Der Arzt und Botaniker Matthiolus, 16. Jh., hält allerdings nichts von derlei Zauber und warnt vor Fälschungen. Er macht in seinem „Neuw Kreütterbuch“ auch klar, dass die Alraunwurzeln, die sündteuer (waren sie doch durch ihren Wuchsort und die Grabemethode so schwer zu beschaffen ;) bei Theriakkrämern und Landstreichern gekauft werden mussten, fleißig gefälscht waren. „Quia vulgus vult decipi.“ - Da ja der Pöbel getäuscht werden will. (Matthiola in „Illustriertes Kräuterbuch“ von Marcell) Man nahm dazu harmlose Wurzeln wie die von Nachtkerze, Steckrübe, Iris, Eibisch, Rohrkolben, Gelbem Enzian, Siegwurz und Allermannsharnisch, aber auch von der giftigen Zaunrübe. Vollendet wurde das Galgenmännlein bzw. der Alraun durch Schnitzen und Keimen von Gersten- und Hirsekörnern, die in den Kopf der frischen Wurzel gedrückt wurden. Obwohl diese Unsitte mit hohen Strafen belegt war, hielt sie sich bis ins 19. Jh.
Zauberbeispiele:
- Auch die Wurzelstückchen waren von Nutzen als Liebeszauber, wenn man sie unter das Kissen oder in die Schuhe legte, bzw. sie sich als Talisman umhängte. Sogar bissige Hunde finden einem dann nett, verspricht ein Rezept auf Seite 411 der Textsammlung „Picatrix“ ( Im Mittelalter und bis ins 18. Jh. war diese Textsammlung in vielen Manuskripten verbreitet und eine wichtige Quelle für Magier und Hermetiker): „Ein Talisman, wer ihn bei sich trage, den bellen die Hunde nicht an und kommen ihm nicht nahe, sondern fliehen vor ihm: Man pulverisiert Mandragorawurzel, knetet sie mit Hündinnenmilch und macht daraus das Bild eines Hundes. Trag es bei dir, dann kannst du mitten durch bellende Hunde gehen, ohne dass du dich vor ihnen zu fürchten brauchst.
- Doch auch für Schadenszauber wurde - im Gegensatz zur Eibischwurzel - die Alraunwurzel benützt, denn „die Mandragora dagegen wirkt weitreichender im Bösen" (Picatrix).
- Anm.: In diesem Zusammenhang und mit dem Wissen über die medizinischen Wirkungen der Inhaltsstoffe der Alraune, ist es fahrlässig, in einem Kinderroman (Harry-Potter) des 21. Jh.
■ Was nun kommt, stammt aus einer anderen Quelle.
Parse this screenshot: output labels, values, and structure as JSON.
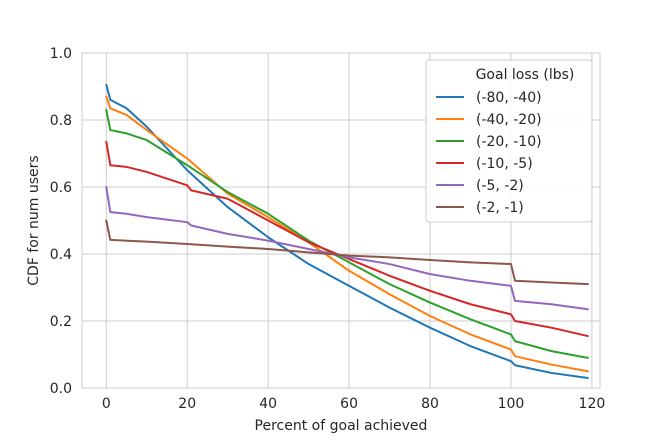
{
  "chart_data": {
    "type": "line",
    "title": "",
    "xlabel": "Percent of goal achieved",
    "ylabel": "CDF for num users",
    "xlim": [
      -6,
      122
    ],
    "ylim": [
      0.0,
      1.0
    ],
    "xticks": [
      0,
      20,
      40,
      60,
      80,
      100,
      120
    ],
    "yticks": [
      0.0,
      0.2,
      0.4,
      0.6,
      0.8,
      1.0
    ],
    "xtick_labels": [
      "0",
      "20",
      "40",
      "60",
      "80",
      "100",
      "120"
    ],
    "ytick_labels": [
      "0.0",
      "0.2",
      "0.4",
      "0.6",
      "0.8",
      "1.0"
    ],
    "grid": true,
    "legend": {
      "title": "Goal loss (lbs)",
      "position": "top-right"
    },
    "series": [
      {
        "name": "(-80, -40)",
        "color": "#1f77b4",
        "x": [
          0,
          1,
          5,
          10,
          20,
          30,
          40,
          50,
          60,
          70,
          80,
          90,
          100,
          101,
          110,
          119
        ],
        "y": [
          0.905,
          0.86,
          0.835,
          0.78,
          0.65,
          0.54,
          0.45,
          0.37,
          0.305,
          0.24,
          0.18,
          0.125,
          0.08,
          0.068,
          0.045,
          0.03
        ]
      },
      {
        "name": "(-40, -20)",
        "color": "#ff7f0e",
        "x": [
          0,
          1,
          5,
          10,
          20,
          30,
          40,
          50,
          60,
          70,
          80,
          90,
          100,
          101,
          110,
          119
        ],
        "y": [
          0.87,
          0.835,
          0.815,
          0.77,
          0.685,
          0.58,
          0.51,
          0.435,
          0.35,
          0.28,
          0.215,
          0.16,
          0.115,
          0.095,
          0.07,
          0.05
        ]
      },
      {
        "name": "(-20, -10)",
        "color": "#2ca02c",
        "x": [
          0,
          1,
          5,
          10,
          20,
          30,
          40,
          50,
          60,
          70,
          80,
          90,
          100,
          101,
          110,
          119
        ],
        "y": [
          0.83,
          0.77,
          0.76,
          0.74,
          0.665,
          0.585,
          0.52,
          0.44,
          0.375,
          0.31,
          0.255,
          0.205,
          0.16,
          0.14,
          0.11,
          0.09
        ]
      },
      {
        "name": "(-10, -5)",
        "color": "#d62728",
        "x": [
          0,
          1,
          5,
          10,
          20,
          21,
          30,
          40,
          50,
          60,
          70,
          80,
          90,
          100,
          101,
          110,
          119
        ],
        "y": [
          0.735,
          0.665,
          0.66,
          0.645,
          0.605,
          0.59,
          0.565,
          0.5,
          0.435,
          0.385,
          0.335,
          0.29,
          0.25,
          0.22,
          0.2,
          0.18,
          0.155
        ]
      },
      {
        "name": "(-5, -2)",
        "color": "#9467bd",
        "x": [
          0,
          1,
          5,
          10,
          20,
          21,
          30,
          40,
          50,
          60,
          70,
          80,
          90,
          100,
          101,
          110,
          119
        ],
        "y": [
          0.6,
          0.525,
          0.52,
          0.51,
          0.495,
          0.485,
          0.46,
          0.44,
          0.415,
          0.39,
          0.37,
          0.34,
          0.32,
          0.305,
          0.26,
          0.25,
          0.235
        ]
      },
      {
        "name": "(-2, -1)",
        "color": "#8c564b",
        "x": [
          0,
          1,
          10,
          20,
          30,
          40,
          50,
          60,
          70,
          80,
          90,
          100,
          101,
          110,
          119
        ],
        "y": [
          0.5,
          0.442,
          0.437,
          0.43,
          0.422,
          0.415,
          0.405,
          0.395,
          0.39,
          0.382,
          0.375,
          0.37,
          0.32,
          0.315,
          0.31
        ]
      }
    ]
  }
}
Alraunentrank als Wiederbelebungstrank verwenden zu lassen, wie dies auch in einer Übersetzungskritik richtig angemerkt wird, die aber den Schaden der lebensbedrohlichen Verharmlosung auch nicht mehr beheben kann. Gut, dass Alraune so schwer erhältlich ist!
- „Die Räucherung Saturns:
Man nimmt je 50 Mitqal Mandragorafrüchte und Olivenblätter, getrocknet, 2 Mitqal Ricinusfrüchte, je 5 Mitqal Kerne des schwarzen Myrobalanum und schwarze Kichererbsen getrocknet, je 15 Mitqal Gehirn von schwarzen Raben, Kranichen und schwarzen Katzen getrocknet und je 20 Mitqal Schweine- und Affenblut getrocknet.“ (Quelle: Text des Picatrix)
- Hexensalbe:
Fliegenpilz und die stark giftigen Nachtschattengewächse Alraune, Tollkirsche, Stechapfel und Bilsenkraut, allesamt psychoaktiv, gelten heute als typische Hexenpflanzen. Sie werden immer wieder als Bestandteile von Hexensalben, die unter anderem die Halluzination des Fliegens hervorrufen würden, genannt. Die Herstellung einer „Flugsalbe“, die auf Fett und Kräutern basiert, ist einfach, ihre Zusammensetzung, Dosierung und Anwendung mehr als fraglich!
Da gilt es zu überlegen: W e r wurde aus Gründen der Hexerei verbrannt? Waren diese Menschen finanziell überhaupt in der Lage, sich Alraune zu besorgen? Von wem stammen die schriftlichen Rezepte der Hexensalben/Flugsalben? Wurden überdosierte halluzinogene Salben nicht v o n sondern a n Personen, die der Hexerei verdächtigt wurden, angewendet? Angewendet während des Verhörs, um ihre Aussagen bei einer Folterung in die gewünschte Richtung zu lenken? Hin zu dem Geständnis einer Buhlschaft oder eines Paktes mit dem Satan, das kirchlichen und staatlichen Institutionen zur Rechtfertigung von Folter und anschließender Verbrennung der lebenden Person auf dem Scheiterhaufen diente.